2017 International Conference on Computer Science and Engineering (UBMK), Antalya, Türkiye, 5 - 08 Ekim 2017, ss.630-634 identifier

  • Yayın Türü: Bildiri / Tam Metin Bildiri
  • Basıldığı Şehir: Antalya
  • Basıldığı Ülke: Türkiye
  • Sayfa Sayıları: ss.630-634


One of the important problems in social media platforms like Twitter is the large number of social bots or sybil accounts which are controlled by automated agents, generally used for malicious activities. These include directing more visitors to certain websites which can be considered as spam, influence a community on a specific topic, spread misinformation, recruit people to illegal organizations, manipulating people for stock market actions, and blackmailing people to spread their private information by the power of these accounts.

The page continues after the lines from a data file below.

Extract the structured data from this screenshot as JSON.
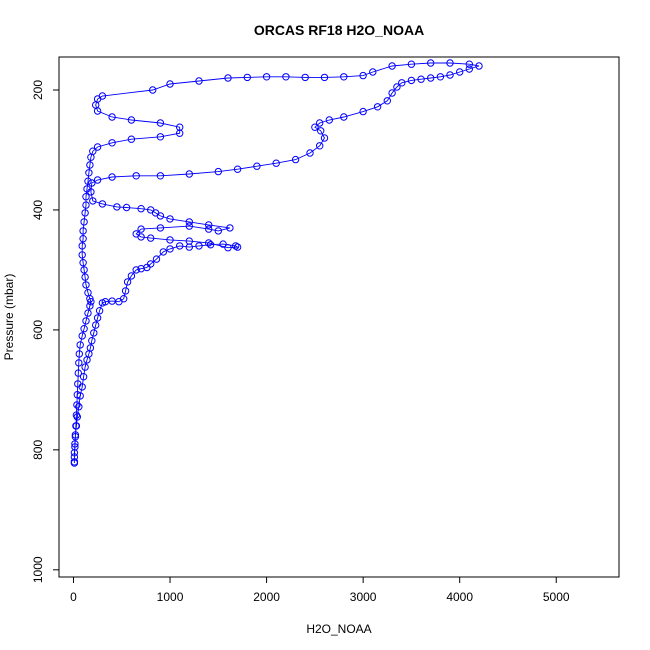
{
  "chart_data": {
    "type": "scatter",
    "title": "ORCAS RF18 H2O_NOAA",
    "xlabel": "H2O_NOAA",
    "ylabel": "Pressure (mbar)",
    "xlim": [
      -150,
      5650
    ],
    "ylim": [
      1012,
      145
    ],
    "y_reversed": true,
    "grid": false,
    "x_ticks": [
      0,
      1000,
      2000,
      3000,
      4000,
      5000
    ],
    "y_ticks": [
      200,
      400,
      600,
      800,
      1000
    ],
    "series": [
      {
        "color": "#0000ff",
        "marker": "open-circle",
        "connected": true,
        "points": [
          [
            10,
            820
          ],
          [
            10,
            805
          ],
          [
            15,
            790
          ],
          [
            20,
            775
          ],
          [
            30,
            760
          ],
          [
            40,
            745
          ],
          [
            55,
            728
          ],
          [
            70,
            710
          ],
          [
            90,
            695
          ],
          [
            105,
            678
          ],
          [
            120,
            662
          ],
          [
            140,
            650
          ],
          [
            160,
            640
          ],
          [
            175,
            630
          ],
          [
            190,
            618
          ],
          [
            210,
            605
          ],
          [
            230,
            592
          ],
          [
            250,
            580
          ],
          [
            270,
            568
          ],
          [
            300,
            555
          ],
          [
            330,
            553
          ],
          [
            400,
            552
          ],
          [
            470,
            553
          ],
          [
            520,
            548
          ],
          [
            540,
            535
          ],
          [
            560,
            520
          ],
          [
            600,
            510
          ],
          [
            650,
            500
          ],
          [
            700,
            498
          ],
          [
            760,
            496
          ],
          [
            800,
            490
          ],
          [
            860,
            482
          ],
          [
            930,
            470
          ],
          [
            1000,
            465
          ],
          [
            1100,
            460
          ],
          [
            1200,
            462
          ],
          [
            1300,
            460
          ],
          [
            1420,
            458
          ],
          [
            1550,
            457
          ],
          [
            1680,
            460
          ],
          [
            1700,
            462
          ],
          [
            1600,
            463
          ],
          [
            1400,
            455
          ],
          [
            1200,
            452
          ],
          [
            1000,
            450
          ],
          [
            800,
            447
          ],
          [
            700,
            445
          ],
          [
            650,
            440
          ],
          [
            700,
            432
          ],
          [
            900,
            430
          ],
          [
            1200,
            427
          ],
          [
            1400,
            432
          ],
          [
            1500,
            435
          ],
          [
            1620,
            430
          ],
          [
            1400,
            425
          ],
          [
            1200,
            420
          ],
          [
            1000,
            415
          ],
          [
            900,
            410
          ],
          [
            850,
            405
          ],
          [
            800,
            400
          ],
          [
            700,
            398
          ],
          [
            550,
            396
          ],
          [
            450,
            395
          ],
          [
            300,
            390
          ],
          [
            200,
            385
          ],
          [
            180,
            370
          ],
          [
            190,
            355
          ],
          [
            250,
            350
          ],
          [
            400,
            345
          ],
          [
            650,
            343
          ],
          [
            900,
            343
          ],
          [
            1200,
            340
          ],
          [
            1500,
            336
          ],
          [
            1700,
            332
          ],
          [
            1900,
            327
          ],
          [
            2100,
            322
          ],
          [
            2300,
            316
          ],
          [
            2450,
            305
          ],
          [
            2550,
            293
          ],
          [
            2600,
            280
          ],
          [
            2560,
            268
          ],
          [
            2500,
            262
          ],
          [
            2550,
            255
          ],
          [
            2650,
            250
          ],
          [
            2800,
            245
          ],
          [
            3000,
            236
          ],
          [
            3150,
            228
          ],
          [
            3250,
            218
          ],
          [
            3300,
            205
          ],
          [
            3350,
            195
          ],
          [
            3400,
            188
          ],
          [
            3500,
            184
          ],
          [
            3600,
            182
          ],
          [
            3700,
            180
          ],
          [
            3800,
            178
          ],
          [
            3900,
            175
          ],
          [
            4000,
            170
          ],
          [
            4100,
            165
          ],
          [
            4200,
            160
          ],
          [
            4100,
            157
          ],
          [
            3900,
            155
          ],
          [
            3700,
            155
          ],
          [
            3500,
            157
          ],
          [
            3300,
            160
          ],
          [
            3100,
            170
          ],
          [
            3000,
            176
          ],
          [
            2800,
            178
          ],
          [
            2600,
            179
          ],
          [
            2400,
            179
          ],
          [
            2200,
            178
          ],
          [
            2000,
            178
          ],
          [
            1800,
            179
          ],
          [
            1600,
            180
          ],
          [
            1300,
            185
          ],
          [
            1000,
            190
          ],
          [
            820,
            200
          ],
          [
            300,
            210
          ],
          [
            250,
            215
          ],
          [
            230,
            225
          ],
          [
            250,
            235
          ],
          [
            400,
            245
          ],
          [
            600,
            250
          ],
          [
            900,
            255
          ],
          [
            1100,
            262
          ],
          [
            1100,
            272
          ],
          [
            900,
            278
          ],
          [
            600,
            282
          ],
          [
            400,
            288
          ],
          [
            250,
            295
          ],
          [
            200,
            302
          ],
          [
            180,
            312
          ],
          [
            170,
            325
          ],
          [
            160,
            338
          ],
          [
            150,
            352
          ],
          [
            140,
            365
          ],
          [
            130,
            378
          ],
          [
            130,
            392
          ],
          [
            120,
            405
          ],
          [
            110,
            420
          ],
          [
            100,
            435
          ],
          [
            100,
            448
          ],
          [
            90,
            460
          ],
          [
            90,
            475
          ],
          [
            100,
            488
          ],
          [
            110,
            500
          ],
          [
            120,
            512
          ],
          [
            130,
            525
          ],
          [
            150,
            538
          ],
          [
            170,
            548
          ],
          [
            180,
            553
          ],
          [
            170,
            560
          ],
          [
            150,
            572
          ],
          [
            130,
            585
          ],
          [
            110,
            598
          ],
          [
            90,
            610
          ],
          [
            70,
            625
          ],
          [
            60,
            640
          ],
          [
            55,
            655
          ],
          [
            50,
            672
          ],
          [
            45,
            690
          ],
          [
            40,
            708
          ],
          [
            35,
            725
          ],
          [
            30,
            742
          ],
          [
            25,
            760
          ],
          [
            20,
            778
          ],
          [
            15,
            795
          ],
          [
            10,
            812
          ],
          [
            10,
            822
          ]
        ]
      }
    ]
  }
}
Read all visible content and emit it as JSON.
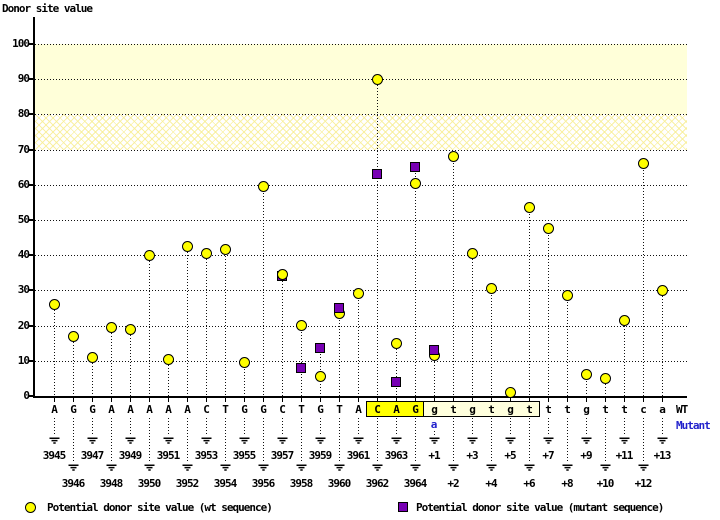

Consequently, social hot detection is of great importance to keep people safe from these harmful effects. In this study, we approach the social hot detection on Twitter as a supervised classification problem and use machine learning algorithms after extensive data preprocessing and feature extraction operations. Large number of features are extracted by analysis of Twitter user accounts for posted tweets, profile information and temporal behaviors. In order to obtain labeled data, we use accounts that are suspended by Twitter with the assumption that majority of these are social hot accounts. Our results demonstrate that our framework can distinguish between hot and normal accounts with reasonable accuracy.